Fu Andrea Bonafede che coinvolse il cugino omonimo, operaio al Comune, per andare a ritirare le ricette dal medico, ma sarebbe all’oscuro di tutto. Messina Denaro è uscito allo scoperto solo per curarsi: “…mi sono messo a pensare ed ho seguito un adagio, un proverbio ebraico che dice ‘se vuoi nascondere un albero piantalo nella foresta’… ora che ho la malattia e non posso stare più fuori e debbo ritornare qua perché qua mi gestivo meglio nel mio ambiente, non posso fare alla Provenzano dentro la casupola in campagna con la ricotta e la cicoria con tutto il rispetto per la ricotta e la cicoria ma io dovevo uscire dovevo mettermi in mezzo alle persone perché più mi nascondo più sono arrestato. Da quel momento io mi sono messo a fare la vita da libero…”.

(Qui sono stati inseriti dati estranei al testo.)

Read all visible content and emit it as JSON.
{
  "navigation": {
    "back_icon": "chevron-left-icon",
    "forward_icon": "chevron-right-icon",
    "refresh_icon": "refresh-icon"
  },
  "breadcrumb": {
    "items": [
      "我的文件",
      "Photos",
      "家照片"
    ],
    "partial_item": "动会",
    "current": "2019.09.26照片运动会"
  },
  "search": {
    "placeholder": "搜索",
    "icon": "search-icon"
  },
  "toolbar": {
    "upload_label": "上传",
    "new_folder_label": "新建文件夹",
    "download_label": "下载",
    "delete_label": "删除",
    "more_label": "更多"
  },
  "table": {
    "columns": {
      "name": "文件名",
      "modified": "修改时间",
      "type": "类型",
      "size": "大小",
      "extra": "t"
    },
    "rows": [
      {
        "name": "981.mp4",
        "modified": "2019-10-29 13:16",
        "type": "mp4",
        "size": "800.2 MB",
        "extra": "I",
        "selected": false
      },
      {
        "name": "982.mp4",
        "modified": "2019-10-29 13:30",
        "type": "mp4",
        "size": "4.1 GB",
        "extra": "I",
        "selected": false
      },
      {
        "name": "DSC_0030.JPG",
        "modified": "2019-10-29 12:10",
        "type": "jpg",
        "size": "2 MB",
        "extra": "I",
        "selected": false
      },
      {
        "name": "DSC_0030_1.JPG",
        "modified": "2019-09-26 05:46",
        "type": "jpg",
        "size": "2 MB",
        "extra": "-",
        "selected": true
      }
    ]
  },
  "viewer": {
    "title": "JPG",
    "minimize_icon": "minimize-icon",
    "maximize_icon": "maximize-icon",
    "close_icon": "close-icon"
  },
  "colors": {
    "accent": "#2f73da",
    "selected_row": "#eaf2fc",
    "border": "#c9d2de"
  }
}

Ed ha iniziato a vivere come un uomo qualunque a Campobello di Mazara: “… allora se voi dovete arrestare tutte le persone, scusi se rido, ma è diventata poi una barzelletta, che hanno avuto a che fare con me a Campobello penso che dovete arrestare da due a tremila persone di questo si tratta. Allora mi sono creato un altra identità, Francesco… io giocavo a poker, mangiavo al ristorante… abbiamo detto che eravamo cugini io venivo da fuori senza fare nomi e siamo diventati io sono diventato amico di mezzo paese…”.

L’arresto e il legame con Giovanni Luppino

Un altro che l’ex latitante tenta di scagionare è Giovanni Luppino, l’uomo che si trovava con lui il giorno dell’arresto alla clinica La Maddalena di Palermo. Gli avevano detto “che io vengo dal Venezuela… poi mentre camminavamo gli ho detto vedi che la situazione è questa e lui mi sorprende e mi dice ma sai che l’avevo capito… secondo me non aveva capito chi fossi io aveva capito che c’era qualcosa che non andasse”.

Sul conto di Andrea Bonafede, però, Messina Denaro esclude che faccia parte di Cosa Nostra e rivela un dettaglio ambiguo, uno dei tanti: “Allora se Andrea Bonafede fosse stato mafioso il momento in cui cioè subito sentiva la notizia, arrestato a Palermo il tizio, lui dopo un minuto sarebbe sarebbe stato in quella casa ed avrebbe tolto le cose che sapeva di togliere nella sua mente… non ci doveva essere più niente invece lui si è fatto solo il suo lavoro, lui ha pensato sicuramente lui che aiuto voleva da me, i documenti”. È accaduto altrove, nell’altro luogo riservato al quale fa spesso riferimento nel verbale reso al procuratore di Palermo Maurizio De Lucia e all’aggiunto Paolo Guido?

Infine una riflessione: “C’è una corruzione, fuori… una corruzione fuori indecente… si sono concentrati sempre tutti su di me e quello che c’è fuori forse voi pensate di immaginarlo tutto ma non lo sapete”.